Nuclear Medicine Vienna
A new Diagnosis
At the Radiology Center, the imaging diagnostic partner of the WPK Cancer Center we combine two distinct medical specialities of our oncological patients: Radiology and Nuclear Medicine.
Nuclear medicine and Radiology are complementary in their ability to detect and follow up cancer:
With nuclear medicine we observe metabolic changes (e.g. the amount of sugar eaten by cancer cells) and with radiology we see morphology (e.g. place of tumor growth).
PET/CT or SPECT/CT are so called hybrid imaging machines that combine both metabolic and morphologic methods for optimal cancer imaging. Concerning the part of nuclear medicine the important decision is that of the most suitable tracer to give the right answer to the oncologists question.
One of the most common oncologic PET Tracers is FDG (Fluordeoxyglucose). FDG is applied to examine glucose metabolism, which is increased in most cancer cells. The FDG uptake after or during chemotherapy may have a high prognostic value, and can so be used to optimize the treatment for each individual. For example in lymphoma patients FDG uptake may help deciding whether Radiotherapy is needed after Chemotherapy.
The concept of hybrid imaging in hematooncology holds true also for many other conditions, like prostate cancer, breast cancer, lung cancer, pancreas cancer, neuroendocrine tumors and many more with imaging tools including SPECT/CT, MRI or PET/CT with specific tracers apart from FDG like PSMA.
All hybrid examinations (PET/CT or SPECT/CT) make use of fully diagnostic, high resolution computed tomography images, if indicated we apply iodine contrast media. I report these data in consensus with my radiologists Doz. Peloschek and Doz. Sailer.

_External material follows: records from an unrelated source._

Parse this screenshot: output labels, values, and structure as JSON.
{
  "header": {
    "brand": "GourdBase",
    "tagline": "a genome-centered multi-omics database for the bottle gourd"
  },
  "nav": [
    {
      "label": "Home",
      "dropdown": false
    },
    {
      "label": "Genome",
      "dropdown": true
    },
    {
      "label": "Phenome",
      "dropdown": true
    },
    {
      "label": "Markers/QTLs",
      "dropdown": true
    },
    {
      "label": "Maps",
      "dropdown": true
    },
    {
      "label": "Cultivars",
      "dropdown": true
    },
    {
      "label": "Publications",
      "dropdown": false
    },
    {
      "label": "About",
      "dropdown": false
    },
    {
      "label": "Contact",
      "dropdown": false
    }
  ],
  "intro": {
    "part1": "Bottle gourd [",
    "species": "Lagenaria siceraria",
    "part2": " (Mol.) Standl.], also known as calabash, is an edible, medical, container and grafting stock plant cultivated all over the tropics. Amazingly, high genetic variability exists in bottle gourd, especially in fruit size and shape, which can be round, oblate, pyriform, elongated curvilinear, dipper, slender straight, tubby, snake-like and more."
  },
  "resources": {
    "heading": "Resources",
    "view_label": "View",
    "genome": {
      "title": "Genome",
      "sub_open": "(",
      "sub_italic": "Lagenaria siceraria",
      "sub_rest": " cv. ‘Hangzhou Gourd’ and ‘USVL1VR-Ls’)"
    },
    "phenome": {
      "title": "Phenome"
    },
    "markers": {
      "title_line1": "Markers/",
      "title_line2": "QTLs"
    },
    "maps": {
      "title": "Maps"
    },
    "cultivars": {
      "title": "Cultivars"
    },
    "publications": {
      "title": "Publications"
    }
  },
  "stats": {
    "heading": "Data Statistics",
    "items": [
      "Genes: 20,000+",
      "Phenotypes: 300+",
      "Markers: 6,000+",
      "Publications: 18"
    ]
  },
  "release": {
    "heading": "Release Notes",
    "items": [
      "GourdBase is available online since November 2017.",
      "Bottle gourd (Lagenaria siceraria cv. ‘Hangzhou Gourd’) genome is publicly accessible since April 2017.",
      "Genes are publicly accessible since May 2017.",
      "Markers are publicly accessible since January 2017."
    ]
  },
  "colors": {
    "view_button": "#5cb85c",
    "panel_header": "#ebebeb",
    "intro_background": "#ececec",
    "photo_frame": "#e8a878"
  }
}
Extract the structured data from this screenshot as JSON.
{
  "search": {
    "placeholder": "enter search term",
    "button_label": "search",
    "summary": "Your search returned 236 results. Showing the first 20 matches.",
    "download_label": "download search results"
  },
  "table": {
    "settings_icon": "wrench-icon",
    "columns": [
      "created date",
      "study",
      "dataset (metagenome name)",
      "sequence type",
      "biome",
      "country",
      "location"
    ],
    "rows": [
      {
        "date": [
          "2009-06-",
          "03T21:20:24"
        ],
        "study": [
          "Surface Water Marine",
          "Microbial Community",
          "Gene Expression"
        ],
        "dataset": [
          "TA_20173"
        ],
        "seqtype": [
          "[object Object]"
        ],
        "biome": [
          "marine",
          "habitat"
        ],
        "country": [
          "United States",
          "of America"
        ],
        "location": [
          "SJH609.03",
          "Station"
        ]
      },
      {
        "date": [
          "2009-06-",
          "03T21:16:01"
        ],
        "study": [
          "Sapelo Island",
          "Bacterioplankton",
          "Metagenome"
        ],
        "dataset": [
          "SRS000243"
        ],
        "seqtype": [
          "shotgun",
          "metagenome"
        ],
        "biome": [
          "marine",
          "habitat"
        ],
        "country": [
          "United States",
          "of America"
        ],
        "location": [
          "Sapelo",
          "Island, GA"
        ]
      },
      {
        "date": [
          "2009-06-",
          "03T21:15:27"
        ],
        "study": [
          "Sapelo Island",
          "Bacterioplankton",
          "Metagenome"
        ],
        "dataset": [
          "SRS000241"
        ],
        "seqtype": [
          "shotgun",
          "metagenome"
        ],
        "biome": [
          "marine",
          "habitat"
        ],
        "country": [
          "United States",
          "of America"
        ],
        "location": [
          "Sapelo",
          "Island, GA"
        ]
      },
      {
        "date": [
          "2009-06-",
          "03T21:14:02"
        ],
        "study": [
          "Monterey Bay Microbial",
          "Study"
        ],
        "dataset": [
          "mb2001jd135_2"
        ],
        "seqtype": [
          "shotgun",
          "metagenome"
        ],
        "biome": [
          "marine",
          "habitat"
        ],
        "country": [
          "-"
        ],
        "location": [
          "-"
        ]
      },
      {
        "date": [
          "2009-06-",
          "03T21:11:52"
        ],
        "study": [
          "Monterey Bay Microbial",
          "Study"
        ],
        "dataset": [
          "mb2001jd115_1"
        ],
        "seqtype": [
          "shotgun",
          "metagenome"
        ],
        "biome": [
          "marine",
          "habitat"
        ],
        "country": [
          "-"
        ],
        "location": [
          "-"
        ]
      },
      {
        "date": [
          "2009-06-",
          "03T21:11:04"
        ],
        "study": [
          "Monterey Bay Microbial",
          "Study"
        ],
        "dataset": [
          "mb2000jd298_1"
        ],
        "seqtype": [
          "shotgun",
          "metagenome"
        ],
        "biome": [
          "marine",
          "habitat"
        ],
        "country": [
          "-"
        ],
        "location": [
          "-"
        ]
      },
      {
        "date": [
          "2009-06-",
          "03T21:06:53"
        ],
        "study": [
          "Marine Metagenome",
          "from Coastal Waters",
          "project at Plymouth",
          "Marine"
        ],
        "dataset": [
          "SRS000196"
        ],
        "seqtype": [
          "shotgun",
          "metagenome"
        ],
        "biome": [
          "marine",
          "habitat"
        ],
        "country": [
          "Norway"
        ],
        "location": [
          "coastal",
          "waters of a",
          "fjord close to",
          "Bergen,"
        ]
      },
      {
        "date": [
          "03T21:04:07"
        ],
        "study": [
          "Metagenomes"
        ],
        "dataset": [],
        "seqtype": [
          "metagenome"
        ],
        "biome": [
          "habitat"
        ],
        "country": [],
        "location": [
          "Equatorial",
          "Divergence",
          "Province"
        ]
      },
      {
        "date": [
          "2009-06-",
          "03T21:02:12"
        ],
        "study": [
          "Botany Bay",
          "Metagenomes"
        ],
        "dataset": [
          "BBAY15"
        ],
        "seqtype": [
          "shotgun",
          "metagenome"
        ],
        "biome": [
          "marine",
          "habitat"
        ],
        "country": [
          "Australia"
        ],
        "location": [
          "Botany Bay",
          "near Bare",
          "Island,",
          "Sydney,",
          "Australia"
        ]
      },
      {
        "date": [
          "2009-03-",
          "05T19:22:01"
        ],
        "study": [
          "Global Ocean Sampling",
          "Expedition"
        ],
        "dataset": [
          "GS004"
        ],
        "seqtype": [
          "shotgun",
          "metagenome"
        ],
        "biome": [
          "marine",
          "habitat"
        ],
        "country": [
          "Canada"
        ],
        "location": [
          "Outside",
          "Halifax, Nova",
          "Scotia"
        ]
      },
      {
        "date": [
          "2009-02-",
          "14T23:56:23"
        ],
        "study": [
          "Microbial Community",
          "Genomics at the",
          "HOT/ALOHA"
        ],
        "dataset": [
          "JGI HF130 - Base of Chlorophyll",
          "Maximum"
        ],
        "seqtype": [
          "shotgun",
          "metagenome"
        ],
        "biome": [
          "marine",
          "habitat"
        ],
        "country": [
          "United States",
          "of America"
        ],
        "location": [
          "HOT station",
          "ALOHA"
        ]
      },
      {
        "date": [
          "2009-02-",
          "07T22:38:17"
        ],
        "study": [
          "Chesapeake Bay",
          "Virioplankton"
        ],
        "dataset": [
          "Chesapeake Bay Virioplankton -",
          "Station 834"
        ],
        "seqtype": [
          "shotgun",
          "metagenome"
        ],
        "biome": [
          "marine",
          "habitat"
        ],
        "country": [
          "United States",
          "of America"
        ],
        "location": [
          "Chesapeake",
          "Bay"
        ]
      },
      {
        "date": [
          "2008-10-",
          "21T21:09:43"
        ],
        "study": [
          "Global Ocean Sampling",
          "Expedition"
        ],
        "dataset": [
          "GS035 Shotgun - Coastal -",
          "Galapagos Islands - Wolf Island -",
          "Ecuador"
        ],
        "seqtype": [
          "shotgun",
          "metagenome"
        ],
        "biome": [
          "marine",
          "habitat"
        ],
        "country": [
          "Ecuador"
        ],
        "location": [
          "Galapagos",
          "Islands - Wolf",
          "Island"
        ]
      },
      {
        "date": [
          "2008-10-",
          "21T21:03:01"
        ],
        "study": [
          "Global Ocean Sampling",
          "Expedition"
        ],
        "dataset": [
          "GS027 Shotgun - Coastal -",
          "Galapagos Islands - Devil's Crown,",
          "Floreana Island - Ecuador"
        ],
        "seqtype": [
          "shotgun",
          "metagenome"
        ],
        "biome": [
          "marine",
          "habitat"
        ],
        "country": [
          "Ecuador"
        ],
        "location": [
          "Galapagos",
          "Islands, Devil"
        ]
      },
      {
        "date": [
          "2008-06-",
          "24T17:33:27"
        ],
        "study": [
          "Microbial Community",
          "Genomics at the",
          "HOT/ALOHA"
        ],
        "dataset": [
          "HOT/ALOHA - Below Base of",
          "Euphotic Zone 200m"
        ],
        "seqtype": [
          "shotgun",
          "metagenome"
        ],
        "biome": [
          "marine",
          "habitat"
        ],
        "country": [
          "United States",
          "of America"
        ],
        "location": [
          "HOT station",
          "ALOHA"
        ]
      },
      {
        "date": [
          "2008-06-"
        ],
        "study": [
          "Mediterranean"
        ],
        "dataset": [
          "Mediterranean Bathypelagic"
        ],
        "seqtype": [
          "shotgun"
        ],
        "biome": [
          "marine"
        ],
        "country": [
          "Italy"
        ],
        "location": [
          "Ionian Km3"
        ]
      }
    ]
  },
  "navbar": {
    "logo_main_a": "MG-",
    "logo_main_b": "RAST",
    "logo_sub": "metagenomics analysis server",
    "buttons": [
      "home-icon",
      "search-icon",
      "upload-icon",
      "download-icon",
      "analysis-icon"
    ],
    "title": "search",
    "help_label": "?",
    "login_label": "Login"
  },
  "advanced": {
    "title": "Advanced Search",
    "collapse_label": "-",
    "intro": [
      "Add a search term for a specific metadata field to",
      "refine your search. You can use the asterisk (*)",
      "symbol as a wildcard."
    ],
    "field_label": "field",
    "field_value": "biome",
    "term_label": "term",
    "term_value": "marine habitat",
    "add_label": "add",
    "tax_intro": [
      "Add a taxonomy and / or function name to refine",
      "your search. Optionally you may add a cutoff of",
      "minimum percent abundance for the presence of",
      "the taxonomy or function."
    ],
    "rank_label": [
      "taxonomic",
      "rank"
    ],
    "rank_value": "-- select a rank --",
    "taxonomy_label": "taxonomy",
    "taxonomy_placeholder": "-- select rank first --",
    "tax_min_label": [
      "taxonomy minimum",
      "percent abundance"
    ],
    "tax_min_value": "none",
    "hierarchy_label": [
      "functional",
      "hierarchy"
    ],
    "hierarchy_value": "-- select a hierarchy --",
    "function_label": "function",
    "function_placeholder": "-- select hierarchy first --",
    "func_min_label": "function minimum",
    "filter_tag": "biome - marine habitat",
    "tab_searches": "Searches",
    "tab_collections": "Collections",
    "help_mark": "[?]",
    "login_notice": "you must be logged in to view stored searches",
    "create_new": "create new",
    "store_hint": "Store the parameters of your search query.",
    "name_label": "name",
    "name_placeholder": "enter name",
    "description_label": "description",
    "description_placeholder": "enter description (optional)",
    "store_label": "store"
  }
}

Being a specialist in nuclear medicine I also take care of thyroid cancer patients. I am well experienced in diagnosis and follow up of patients with nodular goiter to discriminate typical benign conditions from nodules with malignent character. After fine needle aspiriation I arrange thyroid surgery, performed by one of WPKs specialized surgeons. The life long follow up with all necessary examinations including Sonography, rhTSH-Stimulation Test, Iodine Whole body Scan with SPECT/CT, laboratory tests and PET/CT will of course be provided routinely. As I am board member of the EANM Thyroid Committee I am involved in new guideline decisions concerning Thyroid disorders including thyroid cancer.